If Netanyahu knew, Barak posted, “his place is in jail. If he didn’t know, he's not qualified to lead a country.”
“Treason, shame and disgrace,” he concluded.
ThyssenKrupp, which has always contended Ganor hired Shimron without the company’s approval, said on Thursday that “the information at our disposal comes only from the media; we have received no other official information. As soon as we know all of the facts, we will consider additional measures in the framework of the legal options available to us.”
If wrongdoing is found, the entire submarine deal, one of Israel’s most significant military acquisitions, will be annulled.
A spokesman for Germany’s chancellor Angel Merkel, who also had to sign off on the deal, said she was ”surprised by the new details" in the police report and that ThyssenKrupp “would rather lose a deal than be involved in anything dirty.”

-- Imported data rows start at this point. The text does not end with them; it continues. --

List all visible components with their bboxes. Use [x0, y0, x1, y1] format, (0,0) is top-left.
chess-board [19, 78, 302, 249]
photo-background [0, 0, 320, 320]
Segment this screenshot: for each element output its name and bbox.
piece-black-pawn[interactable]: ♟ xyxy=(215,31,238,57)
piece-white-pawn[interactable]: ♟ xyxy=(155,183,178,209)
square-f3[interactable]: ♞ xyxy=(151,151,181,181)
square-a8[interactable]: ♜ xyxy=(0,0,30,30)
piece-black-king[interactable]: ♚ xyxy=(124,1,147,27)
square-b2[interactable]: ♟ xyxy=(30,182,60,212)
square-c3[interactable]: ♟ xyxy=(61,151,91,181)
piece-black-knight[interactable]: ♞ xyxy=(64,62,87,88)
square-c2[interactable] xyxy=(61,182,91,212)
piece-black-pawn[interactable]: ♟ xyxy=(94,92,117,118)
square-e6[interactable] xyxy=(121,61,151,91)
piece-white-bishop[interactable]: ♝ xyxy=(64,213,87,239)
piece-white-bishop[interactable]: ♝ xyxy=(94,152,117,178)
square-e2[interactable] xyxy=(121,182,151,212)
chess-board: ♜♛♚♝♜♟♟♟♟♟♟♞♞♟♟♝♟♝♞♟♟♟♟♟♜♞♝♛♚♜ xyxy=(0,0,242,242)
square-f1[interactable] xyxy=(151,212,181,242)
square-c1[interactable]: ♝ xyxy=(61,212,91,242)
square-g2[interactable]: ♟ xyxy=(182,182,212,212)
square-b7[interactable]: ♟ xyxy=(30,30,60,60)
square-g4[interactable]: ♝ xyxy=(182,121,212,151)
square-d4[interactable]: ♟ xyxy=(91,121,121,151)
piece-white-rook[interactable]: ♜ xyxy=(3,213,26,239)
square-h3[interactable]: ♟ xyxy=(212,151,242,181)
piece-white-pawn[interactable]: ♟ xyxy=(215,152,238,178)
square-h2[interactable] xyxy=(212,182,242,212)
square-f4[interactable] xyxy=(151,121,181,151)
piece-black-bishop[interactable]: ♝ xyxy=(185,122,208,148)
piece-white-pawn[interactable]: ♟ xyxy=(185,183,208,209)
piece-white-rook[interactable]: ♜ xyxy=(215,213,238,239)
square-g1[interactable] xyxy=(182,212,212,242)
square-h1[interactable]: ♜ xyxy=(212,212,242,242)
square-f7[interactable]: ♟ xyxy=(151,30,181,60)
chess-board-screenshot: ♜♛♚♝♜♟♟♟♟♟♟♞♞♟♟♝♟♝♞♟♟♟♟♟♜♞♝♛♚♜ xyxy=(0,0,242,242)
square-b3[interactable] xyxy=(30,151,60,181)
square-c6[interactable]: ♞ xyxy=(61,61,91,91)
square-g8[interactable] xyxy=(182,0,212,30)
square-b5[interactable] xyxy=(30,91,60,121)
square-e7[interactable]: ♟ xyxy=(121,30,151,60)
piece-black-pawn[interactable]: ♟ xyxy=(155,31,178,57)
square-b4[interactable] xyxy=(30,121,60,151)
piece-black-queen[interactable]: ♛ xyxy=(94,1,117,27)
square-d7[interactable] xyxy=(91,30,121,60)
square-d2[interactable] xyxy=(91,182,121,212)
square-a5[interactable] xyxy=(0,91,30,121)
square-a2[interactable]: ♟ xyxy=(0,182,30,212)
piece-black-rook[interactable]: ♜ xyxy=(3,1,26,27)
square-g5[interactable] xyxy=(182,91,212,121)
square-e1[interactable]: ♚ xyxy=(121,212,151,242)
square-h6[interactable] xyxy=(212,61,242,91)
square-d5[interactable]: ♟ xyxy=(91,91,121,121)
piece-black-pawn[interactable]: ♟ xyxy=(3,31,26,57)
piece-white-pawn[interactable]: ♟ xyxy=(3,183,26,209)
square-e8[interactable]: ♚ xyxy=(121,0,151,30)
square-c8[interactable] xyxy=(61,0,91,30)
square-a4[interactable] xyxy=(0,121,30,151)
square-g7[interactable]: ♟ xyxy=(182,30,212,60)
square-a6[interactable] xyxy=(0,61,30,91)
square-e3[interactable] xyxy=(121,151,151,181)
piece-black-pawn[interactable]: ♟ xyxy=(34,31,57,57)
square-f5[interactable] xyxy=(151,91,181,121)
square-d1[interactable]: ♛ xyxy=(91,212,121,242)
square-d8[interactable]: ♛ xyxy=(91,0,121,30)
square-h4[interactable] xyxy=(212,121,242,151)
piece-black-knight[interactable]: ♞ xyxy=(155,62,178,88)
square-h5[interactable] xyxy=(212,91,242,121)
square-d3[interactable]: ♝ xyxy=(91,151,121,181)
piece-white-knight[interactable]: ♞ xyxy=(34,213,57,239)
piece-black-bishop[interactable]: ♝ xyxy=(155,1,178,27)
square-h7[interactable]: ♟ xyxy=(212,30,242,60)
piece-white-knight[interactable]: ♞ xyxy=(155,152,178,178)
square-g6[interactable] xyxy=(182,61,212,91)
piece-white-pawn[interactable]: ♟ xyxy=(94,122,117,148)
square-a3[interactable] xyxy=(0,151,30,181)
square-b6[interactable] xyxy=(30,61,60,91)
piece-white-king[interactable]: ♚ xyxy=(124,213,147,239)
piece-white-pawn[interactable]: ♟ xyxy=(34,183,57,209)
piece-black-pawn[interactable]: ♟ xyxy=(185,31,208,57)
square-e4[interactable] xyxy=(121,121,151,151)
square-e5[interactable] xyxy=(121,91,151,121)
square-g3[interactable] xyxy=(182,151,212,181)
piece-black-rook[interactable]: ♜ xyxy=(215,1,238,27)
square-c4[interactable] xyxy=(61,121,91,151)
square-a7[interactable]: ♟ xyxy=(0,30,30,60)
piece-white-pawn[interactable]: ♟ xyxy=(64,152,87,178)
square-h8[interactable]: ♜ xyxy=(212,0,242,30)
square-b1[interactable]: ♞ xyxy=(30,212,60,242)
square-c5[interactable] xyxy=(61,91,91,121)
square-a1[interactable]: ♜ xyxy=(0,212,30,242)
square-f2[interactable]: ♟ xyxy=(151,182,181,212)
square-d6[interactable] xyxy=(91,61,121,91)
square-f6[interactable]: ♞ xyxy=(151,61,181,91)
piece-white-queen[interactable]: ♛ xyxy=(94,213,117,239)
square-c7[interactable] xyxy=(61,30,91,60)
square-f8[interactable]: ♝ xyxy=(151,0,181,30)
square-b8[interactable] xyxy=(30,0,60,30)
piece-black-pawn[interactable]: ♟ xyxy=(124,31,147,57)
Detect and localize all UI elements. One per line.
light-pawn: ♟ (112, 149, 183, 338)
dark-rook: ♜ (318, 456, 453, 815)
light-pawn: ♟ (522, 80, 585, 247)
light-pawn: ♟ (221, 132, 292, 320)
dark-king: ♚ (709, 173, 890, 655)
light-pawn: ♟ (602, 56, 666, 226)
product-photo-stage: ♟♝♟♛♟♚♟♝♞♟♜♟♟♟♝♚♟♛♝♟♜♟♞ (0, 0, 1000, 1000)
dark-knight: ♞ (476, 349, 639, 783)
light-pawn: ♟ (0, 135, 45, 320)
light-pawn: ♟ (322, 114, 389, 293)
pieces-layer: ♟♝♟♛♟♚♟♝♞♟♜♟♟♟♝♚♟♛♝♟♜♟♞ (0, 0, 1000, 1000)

The police said David Sharan, who served as Netanyahu’s chief of staff from 2014 to 2016, accepted about $35,000 from Ganor starting in 2013, when Sharan worked in the finance ministry.
Bar-Yosef is charged with assisting Ganor to get the job representing ThyssenKrupp in order to get a percentage of his earnings from the deal.
Zandberg allegedly opened his rolodex for Ganor, introducing him to senior officials and illegally transmitting insider information, for which he received a payoff of about $27,000.
Netanyahu has made no comment since the police announced the extensive conspiracy.